Hummer's outstanding swimmers included 1964 Tokyo Silver Medalist Gary Dilley, and 1976 Montreal double gold medalist Matt Vogel who swam for Hummer's Huntington Y team, and later coached swimming for over 20 years. In Huntington, Hummer coached Marilyn Hull, who served as a coach at Meridian Country Club in Indianapolis beginning in August 1943. According to one source, Hummer may have also been briefly instrumental in coaching 1964 and 1968 Olympic medalist Don Schollander, 1964 Tokyo Olympic gold medalist Gary Illman who became a swim coach, and 1960 Rome Olympian Chris Von Salza. In his early career at the Huntington YMCA, Hummer coached Jerald "Jerry" Rudig, who placed fourth in the 1500 meter swim at the 1936 Olympic swim trials at Providence, Rhode Island.

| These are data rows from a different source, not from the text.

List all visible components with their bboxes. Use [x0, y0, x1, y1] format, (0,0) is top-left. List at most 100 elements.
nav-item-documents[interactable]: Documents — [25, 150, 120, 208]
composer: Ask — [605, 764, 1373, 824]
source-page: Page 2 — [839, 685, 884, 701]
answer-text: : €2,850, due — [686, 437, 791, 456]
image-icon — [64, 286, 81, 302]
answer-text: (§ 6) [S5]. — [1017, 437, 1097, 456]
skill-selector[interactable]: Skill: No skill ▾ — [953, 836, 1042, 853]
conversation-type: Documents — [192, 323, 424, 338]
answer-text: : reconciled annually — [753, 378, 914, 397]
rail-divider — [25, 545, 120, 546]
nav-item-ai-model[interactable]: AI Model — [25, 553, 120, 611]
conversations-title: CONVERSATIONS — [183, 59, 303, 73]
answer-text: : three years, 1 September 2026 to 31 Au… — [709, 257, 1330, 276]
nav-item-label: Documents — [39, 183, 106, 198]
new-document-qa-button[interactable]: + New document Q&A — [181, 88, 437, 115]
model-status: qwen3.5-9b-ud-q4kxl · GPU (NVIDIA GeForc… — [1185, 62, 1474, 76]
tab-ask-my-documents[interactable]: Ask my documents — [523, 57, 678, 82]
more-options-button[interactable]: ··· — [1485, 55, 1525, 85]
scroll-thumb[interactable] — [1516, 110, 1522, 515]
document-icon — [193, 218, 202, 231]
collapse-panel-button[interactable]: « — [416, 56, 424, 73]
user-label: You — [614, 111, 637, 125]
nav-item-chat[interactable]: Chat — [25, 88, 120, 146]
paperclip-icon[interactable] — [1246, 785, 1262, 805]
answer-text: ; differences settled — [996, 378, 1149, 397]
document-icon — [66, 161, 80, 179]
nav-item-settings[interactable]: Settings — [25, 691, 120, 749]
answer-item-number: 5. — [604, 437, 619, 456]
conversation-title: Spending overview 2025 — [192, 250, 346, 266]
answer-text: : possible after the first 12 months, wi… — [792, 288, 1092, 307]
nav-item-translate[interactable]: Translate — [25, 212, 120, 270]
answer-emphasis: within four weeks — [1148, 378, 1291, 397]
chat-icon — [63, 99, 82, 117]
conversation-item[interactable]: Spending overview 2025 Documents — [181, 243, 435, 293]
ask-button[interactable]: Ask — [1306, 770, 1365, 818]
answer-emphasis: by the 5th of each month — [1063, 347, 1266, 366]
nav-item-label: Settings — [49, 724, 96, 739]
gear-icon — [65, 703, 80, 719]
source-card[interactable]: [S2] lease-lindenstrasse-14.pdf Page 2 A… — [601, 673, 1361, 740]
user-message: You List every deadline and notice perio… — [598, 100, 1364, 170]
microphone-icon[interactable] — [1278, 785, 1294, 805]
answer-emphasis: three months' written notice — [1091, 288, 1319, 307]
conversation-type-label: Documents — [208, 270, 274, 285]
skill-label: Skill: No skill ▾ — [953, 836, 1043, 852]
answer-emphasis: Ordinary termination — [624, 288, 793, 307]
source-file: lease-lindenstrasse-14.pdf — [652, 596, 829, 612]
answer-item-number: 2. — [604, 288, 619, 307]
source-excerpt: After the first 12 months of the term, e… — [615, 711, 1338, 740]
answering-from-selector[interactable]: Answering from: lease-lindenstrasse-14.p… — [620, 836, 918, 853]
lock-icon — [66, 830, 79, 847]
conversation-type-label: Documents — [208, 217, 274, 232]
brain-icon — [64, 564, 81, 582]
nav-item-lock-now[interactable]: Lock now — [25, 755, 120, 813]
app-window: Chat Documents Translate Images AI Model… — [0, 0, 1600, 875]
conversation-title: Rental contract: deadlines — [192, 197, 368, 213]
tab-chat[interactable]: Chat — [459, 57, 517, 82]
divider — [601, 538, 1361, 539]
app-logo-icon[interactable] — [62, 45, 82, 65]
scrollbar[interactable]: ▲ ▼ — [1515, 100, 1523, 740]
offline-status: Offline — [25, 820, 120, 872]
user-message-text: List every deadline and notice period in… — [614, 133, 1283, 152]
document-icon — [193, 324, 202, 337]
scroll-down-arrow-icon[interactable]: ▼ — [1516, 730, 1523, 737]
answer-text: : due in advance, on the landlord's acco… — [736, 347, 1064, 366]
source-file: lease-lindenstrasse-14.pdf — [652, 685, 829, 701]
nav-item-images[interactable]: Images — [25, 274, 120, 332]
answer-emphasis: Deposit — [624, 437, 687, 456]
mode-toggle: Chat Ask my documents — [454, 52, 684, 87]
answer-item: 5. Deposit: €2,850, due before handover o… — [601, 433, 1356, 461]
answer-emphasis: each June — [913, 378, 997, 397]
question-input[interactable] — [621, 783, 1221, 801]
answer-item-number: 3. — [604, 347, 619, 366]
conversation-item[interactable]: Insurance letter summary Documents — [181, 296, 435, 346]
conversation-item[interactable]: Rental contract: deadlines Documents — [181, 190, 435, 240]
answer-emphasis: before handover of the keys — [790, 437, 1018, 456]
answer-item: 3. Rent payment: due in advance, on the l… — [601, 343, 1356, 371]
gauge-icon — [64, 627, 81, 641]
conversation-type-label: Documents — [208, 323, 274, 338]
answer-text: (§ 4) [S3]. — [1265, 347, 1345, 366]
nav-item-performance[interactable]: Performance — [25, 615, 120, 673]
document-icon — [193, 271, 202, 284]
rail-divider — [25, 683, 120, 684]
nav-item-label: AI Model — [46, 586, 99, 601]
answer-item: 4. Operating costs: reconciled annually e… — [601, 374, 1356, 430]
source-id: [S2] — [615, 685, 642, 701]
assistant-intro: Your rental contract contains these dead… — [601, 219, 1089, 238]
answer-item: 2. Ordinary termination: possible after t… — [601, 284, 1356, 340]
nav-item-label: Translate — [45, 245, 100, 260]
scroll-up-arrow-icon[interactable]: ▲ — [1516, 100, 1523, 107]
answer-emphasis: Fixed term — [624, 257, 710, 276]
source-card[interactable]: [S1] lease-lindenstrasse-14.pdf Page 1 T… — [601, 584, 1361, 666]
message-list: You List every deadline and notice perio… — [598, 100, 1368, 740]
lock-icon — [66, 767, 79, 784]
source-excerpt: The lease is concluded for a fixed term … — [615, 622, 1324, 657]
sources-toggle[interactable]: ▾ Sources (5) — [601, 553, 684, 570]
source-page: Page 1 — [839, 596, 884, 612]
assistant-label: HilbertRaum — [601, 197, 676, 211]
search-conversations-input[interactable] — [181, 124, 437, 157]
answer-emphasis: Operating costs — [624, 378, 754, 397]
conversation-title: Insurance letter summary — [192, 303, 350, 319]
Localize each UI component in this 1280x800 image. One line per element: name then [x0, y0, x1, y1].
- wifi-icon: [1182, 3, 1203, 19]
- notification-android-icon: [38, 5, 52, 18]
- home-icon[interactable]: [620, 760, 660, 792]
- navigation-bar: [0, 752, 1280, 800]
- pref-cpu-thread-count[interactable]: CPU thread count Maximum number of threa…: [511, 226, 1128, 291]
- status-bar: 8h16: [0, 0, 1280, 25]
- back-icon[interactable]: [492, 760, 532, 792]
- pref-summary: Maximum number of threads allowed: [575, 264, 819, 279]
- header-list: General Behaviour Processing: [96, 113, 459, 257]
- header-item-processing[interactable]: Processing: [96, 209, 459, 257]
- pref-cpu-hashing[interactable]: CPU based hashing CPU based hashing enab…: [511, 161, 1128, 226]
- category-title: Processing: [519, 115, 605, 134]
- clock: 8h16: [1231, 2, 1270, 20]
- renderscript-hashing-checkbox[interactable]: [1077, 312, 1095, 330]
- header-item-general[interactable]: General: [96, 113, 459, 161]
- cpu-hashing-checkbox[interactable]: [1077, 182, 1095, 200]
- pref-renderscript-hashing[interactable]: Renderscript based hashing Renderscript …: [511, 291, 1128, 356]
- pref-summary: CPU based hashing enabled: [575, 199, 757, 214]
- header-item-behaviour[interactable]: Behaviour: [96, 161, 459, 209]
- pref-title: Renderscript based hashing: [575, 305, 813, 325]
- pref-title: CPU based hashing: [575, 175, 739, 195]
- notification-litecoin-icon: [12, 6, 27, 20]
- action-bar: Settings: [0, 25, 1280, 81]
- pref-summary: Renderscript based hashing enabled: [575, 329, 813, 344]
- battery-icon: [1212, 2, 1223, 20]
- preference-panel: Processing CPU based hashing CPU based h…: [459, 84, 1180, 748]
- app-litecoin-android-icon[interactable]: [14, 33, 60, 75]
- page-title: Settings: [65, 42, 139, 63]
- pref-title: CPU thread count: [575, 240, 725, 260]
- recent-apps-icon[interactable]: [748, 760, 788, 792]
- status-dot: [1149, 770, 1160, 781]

Jerry Holtrey, who grew up in Huntington, was another swimmer with Hummer's Huntington YMCA team beginning in the late 1950s. Holtrey swam on Hummer's 1957 YMCA Huntington national championship team. Holtrey coached the Lake Erie Silver Dolphins and the Hawken School Swim team from 1969 through 2014, where he led his teams to 26 Ohio State Swim Championships, and was coach to Olympians Diana Munz and Melanie Valerio.

===Retirement===
Retiring as a schoolteacher in 1971, beginning in 1971, Hummer was hired as a Physical Education Associate Professor at Huntington College, and in 1974, was hired to also serve as the Aquatics Director at Huntington College, now Huntington University. He continued coaching the Huntington YMCA through around 1977. He was a member of the Retired Teachers Association after ending his teaching career around 1971.

===Honors===
In 1969, in the first year of its presentation, Hummer was a recipient of the YMCA National Coach of the year. Recognized as a pioneer in the advancement of Open Water swimming, the Glenn S. Hummer award for contributions to long-distance swimming was named in his honor in 1978, and Huntington's local mile swim was renamed the Glenn Hummer Huntington Mile. Hummer was a recipient of the Joseph G. Rogers National Distinguished Service to Aquatics Award for his service to the YMCA Aquatics program upon his retirement in 1977.

Hummer died on November 3, 1992, at the age of 87 at the Markle Health Care Center in Markle, Indiana, with a funeral conducted at Myer Funeral Home's Huntington Chapel on November 6. He outlived nearly all his siblings, with one surviving sister, Dorothy, and was a member of Huntington's Evangelical United Methodist Church. He was buried at the Gardens of Memory Cemetery in Huntington, Indiana.